NORTHEAST WOODLAND INDIANS

      Ask the next person you meet to draw a picture of a Native American. Chances are the completed drawing will show a person living in a tipi, riding a horse and wearing an eagle-feather warbonnet. That may be a roughly accurate picture of a Plains Indian, but the Plains Indians occupied the area between the Mississippi River and the Rocky Mountains. The tribes and confederacies of the Northeast, collectively called the Northeast Woodland Indians, aren't as well-known. In part this is because they weren't glamorized in Hollywood Westerns the way Plains Indians were. Nor were the Northeast tribes studied and their craftwork collected as happened among the Plains Indians in the 1800s. The Northeast tribes began to disappear rapidly once fishermen, trappers, traders and settlers began to arrive from Europe. They were the victims of disease, war, habitat destruction and, to a much lesser degree, enslavement, and many details about these original Americans are now irretrievably lost. Still we can reconstruct something of who the Northeast Woodland people were and how they lived before Europeans arrived. And in a very real sense they are still here to tell us. Several thousand Native people representing many tribes live in the Northeast, many of them on their ancestral lands. Native Americans are proud of their ancient heritage, and now there are teaching museums designed and run by Native people that showcase Woodland culture.

      Early Northeast people were forest dwellers, inhabitants of the vast wooded area stretching from Lake Superior to the Atlantic Ocean. This region was home to many different groups speaking many different languages and dialects, among them the tribes that made up the great Iroquois confederacy (Mohawk, Oneida, Onondaga, Cayuga, Seneca and, later, Tuscarora), as well as Algonquian peoples such as the Abenaki, Massachusett, Wampanoag, Narragansett, Pequot and Montauk. Despite the diversity of language, the different groups shared many cultural traits, based upon their adaptation to life in the forest.
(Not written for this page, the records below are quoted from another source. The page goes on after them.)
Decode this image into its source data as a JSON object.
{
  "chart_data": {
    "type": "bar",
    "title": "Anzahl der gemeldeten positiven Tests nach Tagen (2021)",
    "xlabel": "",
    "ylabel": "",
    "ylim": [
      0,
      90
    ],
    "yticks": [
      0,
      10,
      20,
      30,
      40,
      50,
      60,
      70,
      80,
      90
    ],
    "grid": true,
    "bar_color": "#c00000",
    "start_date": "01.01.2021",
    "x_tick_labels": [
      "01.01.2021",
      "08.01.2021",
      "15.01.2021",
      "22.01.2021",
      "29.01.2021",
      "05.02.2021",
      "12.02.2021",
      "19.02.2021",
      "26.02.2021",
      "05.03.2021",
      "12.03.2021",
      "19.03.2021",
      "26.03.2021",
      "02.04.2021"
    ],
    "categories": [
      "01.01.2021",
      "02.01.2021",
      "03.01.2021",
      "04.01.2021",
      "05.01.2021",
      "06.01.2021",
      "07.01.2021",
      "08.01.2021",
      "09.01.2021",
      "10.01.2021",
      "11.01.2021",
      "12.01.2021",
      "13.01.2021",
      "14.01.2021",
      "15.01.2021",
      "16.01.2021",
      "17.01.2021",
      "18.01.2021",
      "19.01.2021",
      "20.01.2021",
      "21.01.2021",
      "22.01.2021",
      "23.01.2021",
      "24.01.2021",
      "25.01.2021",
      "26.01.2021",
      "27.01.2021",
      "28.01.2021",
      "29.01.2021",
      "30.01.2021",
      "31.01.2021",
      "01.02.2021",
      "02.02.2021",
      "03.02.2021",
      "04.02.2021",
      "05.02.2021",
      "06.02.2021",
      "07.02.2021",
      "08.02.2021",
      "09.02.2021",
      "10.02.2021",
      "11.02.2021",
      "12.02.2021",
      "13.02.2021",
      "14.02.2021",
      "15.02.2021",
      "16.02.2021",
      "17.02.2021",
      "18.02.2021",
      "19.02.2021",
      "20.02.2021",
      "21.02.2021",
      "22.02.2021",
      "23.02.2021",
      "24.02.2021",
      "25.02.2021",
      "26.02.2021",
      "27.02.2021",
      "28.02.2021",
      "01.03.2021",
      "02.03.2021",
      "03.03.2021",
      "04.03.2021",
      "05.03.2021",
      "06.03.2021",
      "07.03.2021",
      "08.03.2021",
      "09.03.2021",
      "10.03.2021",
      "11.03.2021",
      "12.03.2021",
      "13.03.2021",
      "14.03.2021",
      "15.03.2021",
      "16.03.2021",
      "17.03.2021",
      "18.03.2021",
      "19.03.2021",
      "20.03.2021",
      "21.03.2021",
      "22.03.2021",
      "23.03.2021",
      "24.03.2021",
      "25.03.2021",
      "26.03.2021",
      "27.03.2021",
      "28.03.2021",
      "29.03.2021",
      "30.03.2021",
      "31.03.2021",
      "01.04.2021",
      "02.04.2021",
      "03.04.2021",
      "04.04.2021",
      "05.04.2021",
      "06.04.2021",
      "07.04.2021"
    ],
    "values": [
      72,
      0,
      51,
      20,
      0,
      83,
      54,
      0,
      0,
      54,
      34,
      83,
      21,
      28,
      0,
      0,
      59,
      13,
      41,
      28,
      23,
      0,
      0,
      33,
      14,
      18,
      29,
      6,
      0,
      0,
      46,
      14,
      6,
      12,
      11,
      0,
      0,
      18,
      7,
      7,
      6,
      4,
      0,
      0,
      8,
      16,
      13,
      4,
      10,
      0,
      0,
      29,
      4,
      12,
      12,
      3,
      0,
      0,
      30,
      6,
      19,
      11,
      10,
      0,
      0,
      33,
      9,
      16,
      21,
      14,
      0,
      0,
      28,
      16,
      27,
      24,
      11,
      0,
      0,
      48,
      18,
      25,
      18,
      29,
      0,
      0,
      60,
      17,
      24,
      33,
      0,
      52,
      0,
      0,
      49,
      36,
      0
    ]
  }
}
They might be said to have a "wood culture," using wood and wood products as the basic raw material for many of their needs. Populations tended to be concentrated near water - along the coast as well as by the sides of lakes and rivers. Here were all the elements the Indians needed for survival: trees near at hand; mammals from rabbits to deer, moose and bear to hunt; birds and fish to catch; wild plants for medicine as well as food; and fertile cropland for farming. The three principal crops were corn, beans and squash, but gourds, Jerusalem artichokes, melons, pumpkins, sunflowers and tobacco were also grown. Usually women did the cultivating after the men had cleared the land, and it was probably women who carried out the long succession of experiments that resulted in domestic crops.

      Northeast tribes had domesticated dogs, but probably no other domestic animals. No North American tribe had horses until Europeans brought them here. The Northeastern people never made much use of this new form of transportation, preferring their dugouts and birchbark canoes. These canoes were an elegant and versatile Woodland invention, light enough to be carried easily overland. When overturned they provided shelter during a long journey. Trade items were exchanged throughout the Northeast and beyond, carried in sturdy birchbark canoes.

      Dwellings were of two types: the wigwam (or wetu), used by the tribes of the Great Lakes and East Coast; and the longhouse, used by the Iroquois. The wigwam was a dome-shaped sapling frame overlaid with slabs of elm bark or woven mats of cattails or reeds. The longhouse used the same materials, but was much larger, and could house ten families or more. Fires were built in the middle of the longhouse and shared by two families, one on each side. Cooking methods included boiling and roasting, and most meals incorporated a soup or stew prepared in a clay or bark container.

      Northeast people relied primarily upon buckskin from the white-tailed deer for their clothing (just as Plains Indians relied chiefly upon buffalo hide). The basic item of dress for men was a skin loincloth; for women it was a skirt. Both sexes wore heelless moccasins, and added a bearskin robe, fur side in , during the cold weather. Clothing, especially when it was for ceremonial use, was heavily decorated with dyed porcupine quills, moosehair embroidery and shell beads. Northeast Indians never wore the dramatic golden eagle-feather headdress made by some Plains tribes, although Iroquois men wore the gustoweh, a decorative cap of skin topped with a single eagle feather. Northeast people painted their faces and bodies with pigments from plants and minerals mixed with animal fat. Their fondness for using red led Europeans to call them "redskins."